In the meantime, I pause to wonder what everyone would think of my hypothetical scenario. What would the world be like if our popular artists today spoke their songs and non-melodically articulated the words that so many sing on repeat? What if they referred to themselves as poets rather than musicians? Would this scare people away? If it did, is that a showing of society’s own defaulting ignorance about a seemingly less common art form? Would poetry suddenly get “cool” and the art world do a 180°?
Thoughts?
One Response to “Words, Lyrics, Poets and Societal Acceptance: The Alternate Universe”

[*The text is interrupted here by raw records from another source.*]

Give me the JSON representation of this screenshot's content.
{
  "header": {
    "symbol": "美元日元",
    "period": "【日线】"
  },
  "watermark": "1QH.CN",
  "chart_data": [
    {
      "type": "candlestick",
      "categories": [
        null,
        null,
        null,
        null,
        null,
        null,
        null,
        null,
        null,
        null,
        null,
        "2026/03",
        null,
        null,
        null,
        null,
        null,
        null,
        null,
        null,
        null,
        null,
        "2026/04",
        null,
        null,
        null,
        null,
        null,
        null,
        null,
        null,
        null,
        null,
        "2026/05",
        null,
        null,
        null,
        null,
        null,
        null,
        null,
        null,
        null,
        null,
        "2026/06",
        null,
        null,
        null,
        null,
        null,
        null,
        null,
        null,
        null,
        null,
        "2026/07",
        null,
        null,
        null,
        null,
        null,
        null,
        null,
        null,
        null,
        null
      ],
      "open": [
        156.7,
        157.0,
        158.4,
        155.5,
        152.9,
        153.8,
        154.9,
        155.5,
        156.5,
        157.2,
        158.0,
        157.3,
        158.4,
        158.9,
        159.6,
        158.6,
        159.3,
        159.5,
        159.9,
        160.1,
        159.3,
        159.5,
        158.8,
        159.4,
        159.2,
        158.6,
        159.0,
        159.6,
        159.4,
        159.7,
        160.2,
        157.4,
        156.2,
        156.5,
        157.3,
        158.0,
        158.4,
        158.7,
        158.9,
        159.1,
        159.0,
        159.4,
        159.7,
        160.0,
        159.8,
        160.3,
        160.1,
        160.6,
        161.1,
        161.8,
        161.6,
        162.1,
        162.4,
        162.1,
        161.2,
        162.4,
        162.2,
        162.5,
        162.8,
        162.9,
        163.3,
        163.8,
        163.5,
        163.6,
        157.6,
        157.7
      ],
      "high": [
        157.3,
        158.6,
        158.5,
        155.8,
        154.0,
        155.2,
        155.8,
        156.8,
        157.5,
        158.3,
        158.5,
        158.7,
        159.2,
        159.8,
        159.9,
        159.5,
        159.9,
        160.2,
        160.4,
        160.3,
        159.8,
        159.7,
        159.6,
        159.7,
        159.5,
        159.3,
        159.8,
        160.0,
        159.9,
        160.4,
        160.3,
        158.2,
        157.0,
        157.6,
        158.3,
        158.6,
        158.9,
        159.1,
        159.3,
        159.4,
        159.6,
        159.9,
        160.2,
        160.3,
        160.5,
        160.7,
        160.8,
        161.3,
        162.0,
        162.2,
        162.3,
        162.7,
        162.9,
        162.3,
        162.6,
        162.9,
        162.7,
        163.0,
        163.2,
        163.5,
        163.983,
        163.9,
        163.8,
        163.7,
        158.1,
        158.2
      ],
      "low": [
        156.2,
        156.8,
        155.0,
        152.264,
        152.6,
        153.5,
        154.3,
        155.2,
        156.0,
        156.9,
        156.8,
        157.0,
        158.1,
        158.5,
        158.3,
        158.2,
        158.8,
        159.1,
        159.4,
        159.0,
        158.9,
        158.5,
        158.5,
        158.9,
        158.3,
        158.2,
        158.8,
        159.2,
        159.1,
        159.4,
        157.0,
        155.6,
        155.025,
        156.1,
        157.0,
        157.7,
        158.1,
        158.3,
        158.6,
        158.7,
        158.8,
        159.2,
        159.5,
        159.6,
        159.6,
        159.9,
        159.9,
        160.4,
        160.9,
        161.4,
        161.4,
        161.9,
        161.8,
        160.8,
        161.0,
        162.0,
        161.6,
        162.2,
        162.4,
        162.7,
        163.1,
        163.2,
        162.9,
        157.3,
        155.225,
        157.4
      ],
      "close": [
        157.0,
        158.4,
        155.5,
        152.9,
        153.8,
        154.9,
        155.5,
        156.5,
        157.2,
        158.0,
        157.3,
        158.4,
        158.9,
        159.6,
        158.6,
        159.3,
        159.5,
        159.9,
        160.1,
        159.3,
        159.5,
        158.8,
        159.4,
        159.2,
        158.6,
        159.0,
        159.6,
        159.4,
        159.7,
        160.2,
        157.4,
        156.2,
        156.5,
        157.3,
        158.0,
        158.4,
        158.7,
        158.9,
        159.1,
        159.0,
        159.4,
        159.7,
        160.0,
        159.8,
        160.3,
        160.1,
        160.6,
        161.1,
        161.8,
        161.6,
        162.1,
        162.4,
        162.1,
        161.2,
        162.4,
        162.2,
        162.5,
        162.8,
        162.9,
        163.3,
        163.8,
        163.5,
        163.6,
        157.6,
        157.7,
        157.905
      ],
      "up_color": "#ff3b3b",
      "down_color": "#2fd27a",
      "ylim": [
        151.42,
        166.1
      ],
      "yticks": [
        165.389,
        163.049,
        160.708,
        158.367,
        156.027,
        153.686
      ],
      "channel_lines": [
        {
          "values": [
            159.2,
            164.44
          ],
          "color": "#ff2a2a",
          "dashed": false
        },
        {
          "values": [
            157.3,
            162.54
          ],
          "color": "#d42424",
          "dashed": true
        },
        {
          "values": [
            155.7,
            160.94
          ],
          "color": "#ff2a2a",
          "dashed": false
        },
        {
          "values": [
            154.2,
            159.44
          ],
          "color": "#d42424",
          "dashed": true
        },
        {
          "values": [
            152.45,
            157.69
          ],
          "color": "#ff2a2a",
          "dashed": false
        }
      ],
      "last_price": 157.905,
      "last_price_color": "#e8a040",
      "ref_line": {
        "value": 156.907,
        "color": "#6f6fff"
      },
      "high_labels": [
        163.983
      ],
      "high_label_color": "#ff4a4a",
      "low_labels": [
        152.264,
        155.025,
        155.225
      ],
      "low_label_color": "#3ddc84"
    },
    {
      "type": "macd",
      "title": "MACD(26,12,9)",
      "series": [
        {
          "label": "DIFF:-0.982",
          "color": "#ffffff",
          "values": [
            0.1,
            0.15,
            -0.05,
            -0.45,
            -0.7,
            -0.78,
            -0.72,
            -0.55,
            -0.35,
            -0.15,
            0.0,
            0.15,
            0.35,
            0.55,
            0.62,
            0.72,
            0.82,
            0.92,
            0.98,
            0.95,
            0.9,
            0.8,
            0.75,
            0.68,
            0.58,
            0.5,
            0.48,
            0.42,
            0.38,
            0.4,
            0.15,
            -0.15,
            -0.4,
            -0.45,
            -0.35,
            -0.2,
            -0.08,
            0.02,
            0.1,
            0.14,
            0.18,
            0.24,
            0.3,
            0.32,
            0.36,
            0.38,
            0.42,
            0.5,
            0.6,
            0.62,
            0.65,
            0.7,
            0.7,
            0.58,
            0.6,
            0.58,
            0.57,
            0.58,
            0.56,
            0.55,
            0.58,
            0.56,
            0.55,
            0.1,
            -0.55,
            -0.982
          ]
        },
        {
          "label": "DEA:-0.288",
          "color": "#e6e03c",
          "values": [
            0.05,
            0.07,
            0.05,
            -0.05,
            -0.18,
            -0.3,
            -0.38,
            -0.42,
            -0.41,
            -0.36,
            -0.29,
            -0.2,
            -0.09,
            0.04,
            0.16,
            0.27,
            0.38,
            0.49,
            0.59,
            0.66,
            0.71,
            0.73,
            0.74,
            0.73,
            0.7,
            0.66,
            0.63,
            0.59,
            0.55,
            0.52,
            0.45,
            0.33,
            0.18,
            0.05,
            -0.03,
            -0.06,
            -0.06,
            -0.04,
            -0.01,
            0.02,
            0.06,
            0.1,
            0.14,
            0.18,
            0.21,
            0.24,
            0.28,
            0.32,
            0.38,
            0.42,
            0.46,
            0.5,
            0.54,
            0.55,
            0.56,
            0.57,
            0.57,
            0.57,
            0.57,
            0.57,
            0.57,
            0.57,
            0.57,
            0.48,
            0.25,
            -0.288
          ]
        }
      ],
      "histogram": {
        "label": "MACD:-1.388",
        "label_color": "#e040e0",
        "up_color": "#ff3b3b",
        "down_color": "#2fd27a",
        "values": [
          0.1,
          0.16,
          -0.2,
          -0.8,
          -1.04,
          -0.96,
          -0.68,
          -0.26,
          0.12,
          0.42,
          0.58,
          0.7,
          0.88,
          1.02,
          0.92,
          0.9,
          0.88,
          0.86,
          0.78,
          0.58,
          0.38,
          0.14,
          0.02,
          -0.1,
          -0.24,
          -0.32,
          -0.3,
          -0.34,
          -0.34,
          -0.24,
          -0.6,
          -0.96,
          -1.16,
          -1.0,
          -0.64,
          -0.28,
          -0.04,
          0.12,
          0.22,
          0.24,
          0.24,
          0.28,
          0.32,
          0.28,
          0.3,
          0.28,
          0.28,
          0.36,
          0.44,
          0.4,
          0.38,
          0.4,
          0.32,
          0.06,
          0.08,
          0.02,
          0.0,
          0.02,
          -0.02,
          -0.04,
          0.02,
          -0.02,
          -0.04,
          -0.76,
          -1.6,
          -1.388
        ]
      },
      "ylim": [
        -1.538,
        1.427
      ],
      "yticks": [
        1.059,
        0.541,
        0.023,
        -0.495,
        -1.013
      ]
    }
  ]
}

One thing I’ve found digging through old newspapers is that as recently as the 1940s poetry in print was much more widely accepted as a form of entertainment than it is now. The local Long Island newspapers I’ve source mined tend to be filled with poems that range from humor and satire to more dramatic topics including aspects of World War II and the home front experience. I doubt that really reflects in anyway on the acceptance of poetry readings in the popular culture of the period but I suspect it is evidence that poetry wasn’t always seen as the highbrow art form it is now…..I blame the beatniks.